Valkey, Redict, and other Redis-compatible options

  • Many expect Valkey to become the de facto open fork: backed by the Linux Foundation, many core Redis maintainers, and major clouds (AWS, GCP, Oracle, etc.).
  • Redict is seen as more ideologically driven; some are relieved Valkey stayed independent rather than merging communities with different priorities.
  • Microsoft’s Garnet is noted as a high‑performance, Redis‑protocol‑compatible server, but it’s not a literal fork.

Licensing, cloud providers, and business models

  • Strong debate around Redis switching from a permissive license to more restrictive terms (e.g., SSPL/BSD‑plus‑restrictions style).
  • One side sees this as necessary self‑defense against hyperscalers reselling managed Redis without giving back financially.
  • Others see it as a “rug pull” or “enshittification”: using open licensing to gain adoption and contributions, then closing off future versions.
  • Discussion of alternative models: AGPL+commercial, BSL/SSPL from day one, open‑core, or licenses that only restrict very large companies.

Open source ethics and economics

  • Some argue free software often amounts to wage theft when corporations build profitable services on top of unpaid labor.
  • Others emphasize FLOSS as primarily about benefiting humanity and preserving user freedoms, not maximizing revenue.
  • Personal anecdotes: maintainers pulling projects after companies monetized them without compensation, then making more money with proprietary licensing.

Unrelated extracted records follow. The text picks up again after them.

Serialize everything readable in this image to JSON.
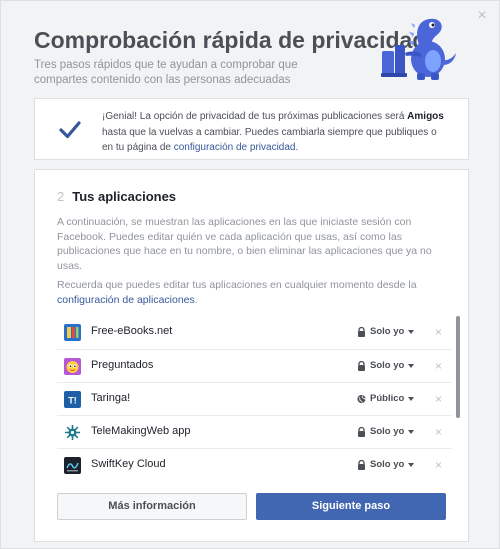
{
  "header": {
    "title": "Comprobación rápida de privacidad",
    "subtitle": "Tres pasos rápidos que te ayudan a comprobar que compartes contenido con las personas adecuadas",
    "close_icon": "×"
  },
  "notice": {
    "prefix": "¡Genial! La opción de privacidad de tus próximas publicaciones será ",
    "audience": "Amigos",
    "suffix": " hasta que la vuelvas a cambiar. Puedes cambiarla siempre que publiques o en tu página de ",
    "link": "configuración de privacidad",
    "end": "."
  },
  "step": {
    "number": "2",
    "title": "Tus aplicaciones",
    "description": "A continuación, se muestran las aplicaciones en las que iniciaste sesión con Facebook. Puedes editar quién ve cada aplicación que usas, así como las publicaciones que hace en tu nombre, o bien eliminar las aplicaciones que ya no usas.",
    "reminder_prefix": "Recuerda que puedes editar tus aplicaciones en cualquier momento desde la ",
    "reminder_link": "configuración de aplicaciones",
    "reminder_end": "."
  },
  "apps": [
    {
      "name": "Free-eBooks.net",
      "privacy": "Solo yo",
      "privacy_icon": "lock-icon",
      "icon": "free-ebooks-icon"
    },
    {
      "name": "Preguntados",
      "privacy": "Solo yo",
      "privacy_icon": "lock-icon",
      "icon": "preguntados-icon"
    },
    {
      "name": "Taringa!",
      "privacy": "Público",
      "privacy_icon": "globe-icon",
      "icon": "taringa-icon"
    },
    {
      "name": "TeleMakingWeb app",
      "privacy": "Solo yo",
      "privacy_icon": "lock-icon",
      "icon": "telemakingweb-icon"
    },
    {
      "name": "SwiftKey Cloud",
      "privacy": "Solo yo",
      "privacy_icon": "lock-icon",
      "icon": "swiftkey-icon"
    }
  ],
  "remove_icon": "×",
  "buttons": {
    "more": "Más información",
    "next": "Siguiente paso"
  },
  "colors": {
    "accent": "#4267b2",
    "link": "#365899",
    "dino": "#4a66d8"
  }
}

Practical impact and user responses

  • Some plan to freeze on pre‑change Redis versions or switch to Valkey once stable.
  • Concerns about loss of competition in hosted Redis offerings and potential price hikes when only the vendor can license “official” Redis.
  • A few argue the safest long‑term path is minimizing dependencies or using only standard libraries to avoid future licensing surprises.